In Maine, the Division of Support Enforcement and Recover works alongside the Department of Health and Human Services divisions. Their primary goal is to make sure that the non-custodial parent is contributing to the economic support of their children. their children.
Levels of Child Support Cases
In the state of Maine there are two levels in which child support service may be offered. Most cases fall under the full services cases, which includes the establishment of paternity, collections, establishing orders that include medical and child care payments, handling the disbursement of funds, periodically reviewing the case to establish and re-establish amounts, as well as modifying child support orders when necessary. These cases are called ‘full service’ cases. There are ‘limited service’ cases where one or the other parent has an income withholding order.
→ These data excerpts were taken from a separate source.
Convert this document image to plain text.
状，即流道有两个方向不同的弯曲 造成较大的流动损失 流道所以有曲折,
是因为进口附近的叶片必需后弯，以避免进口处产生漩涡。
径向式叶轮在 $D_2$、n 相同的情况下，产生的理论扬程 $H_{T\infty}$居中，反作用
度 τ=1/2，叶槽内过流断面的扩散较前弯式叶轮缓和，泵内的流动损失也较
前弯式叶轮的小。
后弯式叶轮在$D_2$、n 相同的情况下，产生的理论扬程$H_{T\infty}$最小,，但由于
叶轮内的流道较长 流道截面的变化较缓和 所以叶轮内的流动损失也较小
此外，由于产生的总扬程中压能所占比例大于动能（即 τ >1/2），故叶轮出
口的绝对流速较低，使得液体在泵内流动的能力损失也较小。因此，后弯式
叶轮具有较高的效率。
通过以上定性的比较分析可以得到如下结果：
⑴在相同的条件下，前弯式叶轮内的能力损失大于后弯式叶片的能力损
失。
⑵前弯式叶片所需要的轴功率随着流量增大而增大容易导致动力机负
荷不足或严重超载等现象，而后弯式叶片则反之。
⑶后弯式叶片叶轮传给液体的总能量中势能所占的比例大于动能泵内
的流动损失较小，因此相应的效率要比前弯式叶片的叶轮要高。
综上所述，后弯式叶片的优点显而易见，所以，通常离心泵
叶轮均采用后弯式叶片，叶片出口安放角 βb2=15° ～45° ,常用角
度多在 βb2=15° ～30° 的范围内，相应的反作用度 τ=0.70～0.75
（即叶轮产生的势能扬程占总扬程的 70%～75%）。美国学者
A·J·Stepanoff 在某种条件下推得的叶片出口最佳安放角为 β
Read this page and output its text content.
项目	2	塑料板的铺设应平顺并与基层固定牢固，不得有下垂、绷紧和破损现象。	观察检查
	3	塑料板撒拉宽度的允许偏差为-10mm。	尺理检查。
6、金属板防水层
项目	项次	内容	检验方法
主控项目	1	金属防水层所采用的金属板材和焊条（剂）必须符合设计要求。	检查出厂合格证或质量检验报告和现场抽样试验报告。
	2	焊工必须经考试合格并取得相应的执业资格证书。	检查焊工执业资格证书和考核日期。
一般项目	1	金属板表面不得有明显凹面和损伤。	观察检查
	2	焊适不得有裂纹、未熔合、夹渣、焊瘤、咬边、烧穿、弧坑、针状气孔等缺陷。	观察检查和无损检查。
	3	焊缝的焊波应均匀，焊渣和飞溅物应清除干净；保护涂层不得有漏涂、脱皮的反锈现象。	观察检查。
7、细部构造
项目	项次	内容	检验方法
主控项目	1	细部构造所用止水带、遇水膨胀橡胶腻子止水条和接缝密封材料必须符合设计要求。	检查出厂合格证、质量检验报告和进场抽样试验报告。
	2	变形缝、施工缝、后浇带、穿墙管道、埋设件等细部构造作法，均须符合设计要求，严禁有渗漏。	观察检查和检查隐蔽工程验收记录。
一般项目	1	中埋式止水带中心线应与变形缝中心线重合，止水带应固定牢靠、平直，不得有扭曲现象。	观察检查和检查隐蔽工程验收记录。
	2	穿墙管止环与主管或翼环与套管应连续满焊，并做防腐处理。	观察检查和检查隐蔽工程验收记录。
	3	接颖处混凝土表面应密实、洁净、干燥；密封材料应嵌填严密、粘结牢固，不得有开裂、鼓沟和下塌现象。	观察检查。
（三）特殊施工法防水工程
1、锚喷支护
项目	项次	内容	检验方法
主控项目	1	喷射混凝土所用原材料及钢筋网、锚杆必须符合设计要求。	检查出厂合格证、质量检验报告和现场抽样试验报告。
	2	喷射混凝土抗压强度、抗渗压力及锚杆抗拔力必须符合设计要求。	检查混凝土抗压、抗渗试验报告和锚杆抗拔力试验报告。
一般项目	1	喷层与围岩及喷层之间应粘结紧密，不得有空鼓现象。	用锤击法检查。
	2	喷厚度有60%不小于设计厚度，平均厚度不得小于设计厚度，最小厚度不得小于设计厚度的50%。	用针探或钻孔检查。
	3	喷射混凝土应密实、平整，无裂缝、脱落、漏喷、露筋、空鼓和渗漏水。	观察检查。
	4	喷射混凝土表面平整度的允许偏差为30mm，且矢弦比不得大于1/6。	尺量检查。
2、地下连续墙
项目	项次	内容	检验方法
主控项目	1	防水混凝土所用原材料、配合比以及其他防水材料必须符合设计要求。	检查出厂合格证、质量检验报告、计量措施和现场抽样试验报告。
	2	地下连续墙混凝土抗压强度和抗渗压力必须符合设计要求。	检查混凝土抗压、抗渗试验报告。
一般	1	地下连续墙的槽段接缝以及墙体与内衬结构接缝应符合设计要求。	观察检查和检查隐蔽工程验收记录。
These are very rare and are determined on a case by case basis by the court.
Child Support Laws versus Child Custody
Many often confuse child support with child custody. Child support is the money that both parents contribute to the welfare and raising of the child. Child custody is a determination of which parent, in the case of a divorce, will be giving the most care to the child. In other words, the parent that lives with the child is called the Custodial or primary parent, whereas the other parent is the non-custodial parent. The parent who is the non-custodial parent is responsible for making funds available for use in the child’s care by the custodial parent.
Judges who rule on child support in Maine use the Child Support Guidelines and Schedule of Basic Child Support, which you can view here: http://www.courts.state.me.us/fees_forms/forms/pdf_forms/fm/FM-084%20Child%20Support%20Table,%20Rev%2001_09.pdf
This schedule shows the gross income amounts what the parent must pay based on the combine gross incomes and the number of children they have together. The amounts differ based on the age of the children because the court recognizes that the monetary needs of a child changes over the years. To get a more accurate number you can go to the Maine Judicial Branch website, though most state that it is very difficult to use. The best bet is to obtain a mediator who practices family law, or to find a good divorce attorney. The calculator provided is just a ballpark estimate for you. Still, it can give you an idea of what you are looking at: http://www.alllaw.com/calculators/childsupport/maine/
Important Changes to Child Support Payments in Maine
As of this year, if you receive public assistance in any way, then those funds may be used to determine income, now. In the past, these were exempt from income. If you receive money that is in a lump sum (tax returns, refunds, etrc…) then it will be claimed as income.
Changes to the court orders can be made if after determining the basic support obligation it is shown that it is in the best interest of the child and will not affect their care in any way. For example, negotiations are possible in regards to health insurance premiums, child care expenses (a cheaper alternative can be found in some cases), as well as medical expenses.